Мысль об отсутствии отбора, о лишних, не идущих к делу деталях у Чехова варьировалась не только в конце 80-х, но и в середине 90-х годов на разные лады.

Художественный предмет дочеховской литературы - предмет отобранный, извлеченный из множества других, не столь характерных, противостоящий этому неупорядоченному множеству как "искусство" - "неискусству". Из этой аксиомы по-прежнему исходила и критика Чехова.

"Повесть Чехова страдает прежде всего чисто внешними недостатками - обилием лишних фигур и эпизодов".

"Как "Бабье царство", так и "Три года", переполнены страницами ненужных подробностей". "Дом с мезонином не играет никакой роли в "Доме с мезонином". Он мог быть и без мезонина". "В манере этого писателя есть нечто особенное: он как бы делает множество моментальных снимков и показывает вам затем с поразительной правдивостью <…>. Но в сложных случаях показания синематографа недостаточны: нужна не только верность и точность снимков, нужен выбор наиболее типичных и характерных для данного лица моментов".
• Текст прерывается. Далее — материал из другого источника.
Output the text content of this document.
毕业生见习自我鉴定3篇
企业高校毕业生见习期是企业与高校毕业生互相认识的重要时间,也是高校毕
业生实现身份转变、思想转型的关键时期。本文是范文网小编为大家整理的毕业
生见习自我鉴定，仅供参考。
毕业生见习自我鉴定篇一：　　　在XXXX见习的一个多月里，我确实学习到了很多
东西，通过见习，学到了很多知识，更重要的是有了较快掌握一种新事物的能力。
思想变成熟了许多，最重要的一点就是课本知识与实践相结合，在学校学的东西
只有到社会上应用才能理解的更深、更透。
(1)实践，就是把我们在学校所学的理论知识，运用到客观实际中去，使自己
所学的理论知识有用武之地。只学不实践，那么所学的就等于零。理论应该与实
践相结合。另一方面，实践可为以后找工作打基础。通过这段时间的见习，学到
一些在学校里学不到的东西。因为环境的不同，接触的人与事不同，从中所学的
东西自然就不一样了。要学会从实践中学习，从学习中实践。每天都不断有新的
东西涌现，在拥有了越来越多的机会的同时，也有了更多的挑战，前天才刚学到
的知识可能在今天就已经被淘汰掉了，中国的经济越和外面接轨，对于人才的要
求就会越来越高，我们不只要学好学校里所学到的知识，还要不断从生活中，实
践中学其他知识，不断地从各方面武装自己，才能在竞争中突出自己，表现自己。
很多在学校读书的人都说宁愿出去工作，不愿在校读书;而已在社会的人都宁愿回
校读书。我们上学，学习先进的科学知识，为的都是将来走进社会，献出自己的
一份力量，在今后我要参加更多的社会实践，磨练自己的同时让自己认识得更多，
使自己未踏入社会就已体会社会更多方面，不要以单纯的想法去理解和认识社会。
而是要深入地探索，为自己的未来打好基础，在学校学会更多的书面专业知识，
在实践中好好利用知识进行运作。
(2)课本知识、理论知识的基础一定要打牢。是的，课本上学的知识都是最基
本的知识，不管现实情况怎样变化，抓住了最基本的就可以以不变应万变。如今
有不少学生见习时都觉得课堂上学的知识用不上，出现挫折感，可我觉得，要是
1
Не меньшее внимание обратила на себя другая чеховская особенность использования предметных деталей, тоже сразу замеченная критикой.

Еще в самом начале 1888 г. барон Р. А. Дистерло, критик "Недели", писал: "Г. Чехов ничего не доискивается от природы и жизни, ничего ему не нужно разрешить, ничто в особенности не захватывает его внимания. Он просто вышел гулять в жизнь. Во время прогулки он встречает иногда интересные лица, характерные сценки, хорошенькие пейзажи. Тогда он останавливается на минуту, достает карандаш и легкими штрихами набрасывает свой рисунок. Кончен рисунок, и он идет дальше <…> Теперь ему встречается уже другой предмет, он так же легко набрасывает его, так же легко его забывает и ждет новых впечатлений прогулки".

"Ничто в жизни не имеет для него, как для художника, особенного преимущества, - писал тот же автор в другой раз, - и всякое ее явление может вдохновить его на творчество. Между предметами его рассказов нет ничего общего, кроме того, что все они - факты одного и того же мира, возможности одной и той же человеческой жизни. С одинаковым спокойствием и старательностью изображает он и мечты несчастного, тщедушного и болезненного бродяги <…>, и любовь богатой светской женщины к чудаку князю <…> и сцену дерзкого обмана церковного сторожа…".

Речь идет, как можно видеть, о некоей равной распределенности авторского внимания на предметы и явления самые разномасштабные, об отсутствии привычно ожидаемого прямого авторского указания на иерархию тем, картин, предметов.